El nivel inflacionario de los primeros meses del año y el incremento al precio de las gasolinas no ameritan un aumento de emergencia en el salario mínimo, consideró Gustavo de Hoyos Walther, presidente de la Confederación Patronal de la República Mexicana (Coparmex), quien adelantó que el organismo analiza los datos económicos del primer cuatrimestre para presentar una propuesta de aumento salarial.

El líder patronal sostuvo que la Confederación está terminando de evaluar los impactos que tuvo el alza a los precios al consumidor, en los precios al productor, “pero con los datos que tenemos ahora disponibles en este momento no se justificaría un aumento.”

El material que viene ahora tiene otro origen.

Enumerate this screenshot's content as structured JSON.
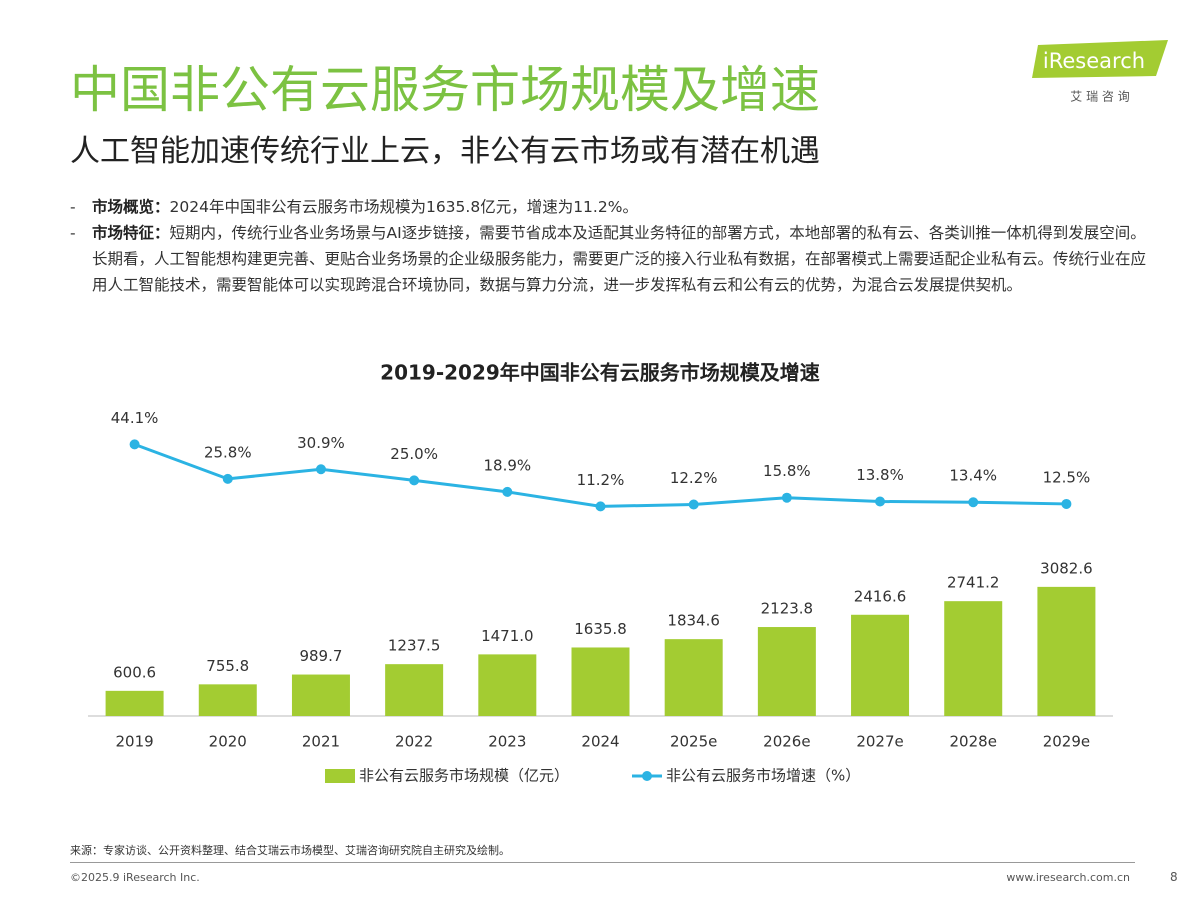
{
  "header": {
    "title": "中国非公有云服务市场规模及增速",
    "subtitle": "人工智能加速传统行业上云，非公有云市场或有潜在机遇"
  },
  "logo": {
    "brand": "iResearch",
    "tagline": "艾 瑞 咨 询"
  },
  "bullets": [
    {
      "label": "市场概览：",
      "text": "2024年中国非公有云服务市场规模为1635.8亿元，增速为11.2%。"
    },
    {
      "label": "市场特征：",
      "text": "短期内，传统行业各业务场景与AI逐步链接，需要节省成本及适配其业务特征的部署方式，本地部署的私有云、各类训推一体机得到发展空间。长期看，人工智能想构建更完善、更贴合业务场景的企业级服务能力，需要更广泛的接入行业私有数据，在部署模式上需要适配企业私有云。传统行业在应用人工智能技术，需要智能体可以实现跨混合环境协同，数据与算力分流，进一步发挥私有云和公有云的优势，为混合云发展提供契机。"
    }
  ],
  "chart_data": {
    "type": "bar-line",
    "title": "2019-2029年中国非公有云服务市场规模及增速",
    "categories": [
      "2019",
      "2020",
      "2021",
      "2022",
      "2023",
      "2024",
      "2025e",
      "2026e",
      "2027e",
      "2028e",
      "2029e"
    ],
    "series": [
      {
        "name": "非公有云服务市场规模（亿元）",
        "type": "bar",
        "color": "#a3cc32",
        "values": [
          600.6,
          755.8,
          989.7,
          1237.5,
          1471.0,
          1635.8,
          1834.6,
          2123.8,
          2416.6,
          2741.2,
          3082.6
        ],
        "value_labels": [
          "600.6",
          "755.8",
          "989.7",
          "1237.5",
          "1471.0",
          "1635.8",
          "1834.6",
          "2123.8",
          "2416.6",
          "2741.2",
          "3082.6"
        ]
      },
      {
        "name": "非公有云服务市场增速（%）",
        "type": "line",
        "axis": "y2",
        "color": "#2bb3e3",
        "values": [
          44.1,
          25.8,
          30.9,
          25.0,
          18.9,
          11.2,
          12.2,
          15.8,
          13.8,
          13.4,
          12.5
        ],
        "value_labels": [
          "44.1%",
          "25.8%",
          "30.9%",
          "25.0%",
          "18.9%",
          "11.2%",
          "12.2%",
          "15.8%",
          "13.8%",
          "13.4%",
          "12.5%"
        ]
      }
    ],
    "ylim": [
      0,
      9000
    ],
    "y2lim": [
      -100,
      100
    ],
    "legend": "bottom"
  },
  "footer": {
    "source": "来源：专家访谈、公开资料整理、结合艾瑞云市场模型、艾瑞咨询研究院自主研究及绘制。",
    "copyright": "©2025.9 iResearch Inc.",
    "url": "www.iresearch.com.cn",
    "page": 8
  }
}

De Hoyos Walther consideró que no se ve en el horizonte un incremento de emergencia, “lo que si vemos es una aceleración de salario mínimo general para acercarse a la línea de bienestar”, misma que ha establecido el Consejo Nacional de Evaluación de la Política de Desarrollo Socia (Coneval), que hasta marzo pasado era de 92 pesos con 91 centavos.

Agregó que la Coparmex está analizado los datos económicos del primer cuatrimestre para presentar una propuesta de cómo debería ser la política salarial a largo plazo, pero señaló que el mínimo general debe tener una evolución diferenciada y mucho más ágil que le resto de los salarios.

Apuntó que esto es necesario porque ha perdido una parte de la capacidad adquisitiva y se busca que se recupere a corto plazo y de manera paulatina, para que quien reciba un salario mínimo encuentre los ingresos necesario para satisfacer sus necesidades conforme las cifras de la línea de bienestar.

Inquirido sobre si la economía está en posibilidad de un aumento salarial –que no sería en porcentajes, sino en pesos–, el líder patronal explicó que hay sectores más dinámicos que otros, pero lo que se busca es un avance sustancial y que pueda ser asumido por la mayor parte de las actividades económicas y también por las distintas empresas, pues las que más resienten son las microempresas, que tienen de uno a cinco trabajadores.

De Hoyos Walther también consideró que el incremento que se acordó en diciembre e implementado en enero pasados fue significativo y no fue inflacionario, es decir, que no impactó en la inflación y menos en la generación de más empleos.